The representation issue

There is often so much emphasis on getting any form of representation into the curriculum that the importance of the type of representation needed is forgotten. I would argue that, in many subjects, the representation that people of colour in scholarship receive is one dimensional.

It does not include positive scholarship in any way, shape or form, and instead, the curriculum can become another way in which marginalised students are traumatised. As a black student who studies HSPS (Human, Social, Political Science), the heavy focus on the oppression that black people have faced and continue to face has not positively affected my mental health.

And whilst it would be nice to believe that my experience is an isolated case, recent research done by The Cambridge Centre for Teaching and Learning’s (CCTL) Access and Participation Plan: Participatory Action Research Project (the APP PAR Project) has proven otherwise. It has shown that the lack of representation within the curriculum significantly affects the Black student attainment gap.

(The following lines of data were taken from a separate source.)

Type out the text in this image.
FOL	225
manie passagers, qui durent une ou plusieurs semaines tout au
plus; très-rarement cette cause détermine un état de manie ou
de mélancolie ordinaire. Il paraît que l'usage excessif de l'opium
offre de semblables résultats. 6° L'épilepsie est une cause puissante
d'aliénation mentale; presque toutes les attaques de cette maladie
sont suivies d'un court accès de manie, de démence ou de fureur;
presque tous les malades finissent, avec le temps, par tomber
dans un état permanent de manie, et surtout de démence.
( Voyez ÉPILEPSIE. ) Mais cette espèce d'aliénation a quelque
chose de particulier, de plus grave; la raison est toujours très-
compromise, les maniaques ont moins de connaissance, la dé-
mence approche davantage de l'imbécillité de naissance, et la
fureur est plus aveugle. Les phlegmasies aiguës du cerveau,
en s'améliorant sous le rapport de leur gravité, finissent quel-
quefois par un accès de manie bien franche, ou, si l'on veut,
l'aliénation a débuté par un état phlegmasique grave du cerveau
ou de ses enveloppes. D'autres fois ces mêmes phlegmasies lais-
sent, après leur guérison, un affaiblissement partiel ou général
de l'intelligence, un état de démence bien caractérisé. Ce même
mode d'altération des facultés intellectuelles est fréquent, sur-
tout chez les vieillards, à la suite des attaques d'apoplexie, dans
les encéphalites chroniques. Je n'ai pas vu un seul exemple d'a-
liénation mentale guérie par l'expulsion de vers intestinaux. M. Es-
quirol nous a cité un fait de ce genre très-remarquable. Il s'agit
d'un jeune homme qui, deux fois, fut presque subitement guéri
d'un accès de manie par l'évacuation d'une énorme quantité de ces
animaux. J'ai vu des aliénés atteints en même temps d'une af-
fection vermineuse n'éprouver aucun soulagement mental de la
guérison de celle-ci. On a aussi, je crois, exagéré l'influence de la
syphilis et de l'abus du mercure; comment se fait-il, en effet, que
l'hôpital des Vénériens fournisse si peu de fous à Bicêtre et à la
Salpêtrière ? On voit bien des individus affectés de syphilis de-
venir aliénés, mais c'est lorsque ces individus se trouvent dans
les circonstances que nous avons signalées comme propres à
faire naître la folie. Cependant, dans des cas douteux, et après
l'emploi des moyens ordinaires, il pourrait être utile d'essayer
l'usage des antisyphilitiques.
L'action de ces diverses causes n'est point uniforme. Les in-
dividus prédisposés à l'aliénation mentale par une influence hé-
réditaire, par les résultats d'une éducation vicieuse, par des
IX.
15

One English student described how Oroonoko by Aphra Ben, which includes extremely racially distressing and explicitly violent content, was studied in detail with a casual approach. Another student that I spoke to revealed that in their course, they felt as though “Blackness could not be associated with anything else but suffering, it’s really emotionally draining and takes a toll on your mental health when as a Black student, that’s all your taught about your own identity.”

In reality, fully decolonising the curriculum will not be easy. It is a process that takes time, commitment and dedication. It’s about integrating non-white scholars into the main curriculum. It’s about a balanced representation that has narratives of liberation and not just suffering and pain. It’s about ensuring that the world-class education that Cambridge promises is truly world-class for everyone.